The 'Rings' Premiere Would Wipe Out Over a Million People

In its opening weekend, 'Rings' would decimate a city the size of San Antonio.

Paramount Pictures

First you watch it. Then you die. That’s the tagline for Rings, the third installment in the PG-13 horror series about a video that, one week later, kills anyone who watches it. 12 years after The Ring Two, Rings opened in theaters this weekend. It earned $5.6 million from 2,931 theaters on Friday, according to The Hollywood Reporter, and it is projected to finish Super Bowl weekend with $13 million in revenue.

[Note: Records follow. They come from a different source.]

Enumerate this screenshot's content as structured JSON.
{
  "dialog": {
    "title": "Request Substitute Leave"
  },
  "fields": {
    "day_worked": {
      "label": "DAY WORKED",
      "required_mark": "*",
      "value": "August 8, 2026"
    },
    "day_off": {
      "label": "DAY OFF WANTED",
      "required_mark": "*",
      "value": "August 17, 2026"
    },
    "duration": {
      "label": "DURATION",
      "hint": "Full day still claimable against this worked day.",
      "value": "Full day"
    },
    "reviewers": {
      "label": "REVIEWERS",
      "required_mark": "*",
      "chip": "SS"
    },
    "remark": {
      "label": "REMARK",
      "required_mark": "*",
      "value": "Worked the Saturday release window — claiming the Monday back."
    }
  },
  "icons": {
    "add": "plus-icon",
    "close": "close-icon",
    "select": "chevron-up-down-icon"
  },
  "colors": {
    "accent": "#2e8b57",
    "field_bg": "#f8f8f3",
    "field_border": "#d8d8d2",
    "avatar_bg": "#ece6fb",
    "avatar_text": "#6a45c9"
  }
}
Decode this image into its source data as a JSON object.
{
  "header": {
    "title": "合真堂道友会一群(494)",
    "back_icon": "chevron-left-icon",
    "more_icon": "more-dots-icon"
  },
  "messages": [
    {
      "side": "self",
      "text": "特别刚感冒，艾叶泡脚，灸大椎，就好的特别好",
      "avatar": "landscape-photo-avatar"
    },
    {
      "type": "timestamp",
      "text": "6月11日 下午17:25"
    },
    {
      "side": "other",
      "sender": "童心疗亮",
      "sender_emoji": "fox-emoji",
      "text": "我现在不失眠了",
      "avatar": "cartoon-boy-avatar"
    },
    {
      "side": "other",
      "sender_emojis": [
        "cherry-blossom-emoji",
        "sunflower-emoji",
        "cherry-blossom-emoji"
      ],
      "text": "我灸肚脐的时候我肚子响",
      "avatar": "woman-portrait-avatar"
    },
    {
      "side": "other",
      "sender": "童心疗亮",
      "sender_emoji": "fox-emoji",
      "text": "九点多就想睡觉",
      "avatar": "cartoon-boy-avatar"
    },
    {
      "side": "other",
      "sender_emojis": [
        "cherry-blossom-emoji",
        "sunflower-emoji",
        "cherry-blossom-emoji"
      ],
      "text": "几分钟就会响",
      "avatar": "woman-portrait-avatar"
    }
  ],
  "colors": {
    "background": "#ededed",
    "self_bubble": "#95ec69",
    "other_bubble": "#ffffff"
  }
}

The main premise of the film is that when a person watches this mysterious video full of unsettling imagery, a series of events begins to unfold, ultimately culminating in the viewer’s death. This premise, like many in the supernatural world of horror films, is somewhat absurd. But at Inverse, we embrace the absurd and ask the resulting questions:

How Many People Would Die From Watching Rings?

If everyone who watches Rings this weekend died one week later, how many people would die? We can calculate this from box office sales and the average price of movie tickets. According to figures from the Motion Picture Association of America, the average ticket price in the United States is $8.65. So if Rings earns $13 million this weekend, that means about 1,502,890 tickets were sold. Assuming everyone only watched it once, then each ticket sold represents just one person who watched the film.

Therefore, about 1.5 million people would die next weekend, a number greater than the population of San Antonio, Texas, which has 1.47 million residents.

In other words, if all the people who were going to die from seeing Rings this weekend got together to establish a city, it would be the seventh-largest city in the United States, just behind Philadelphia. Let’s hope it doesn’t come to that.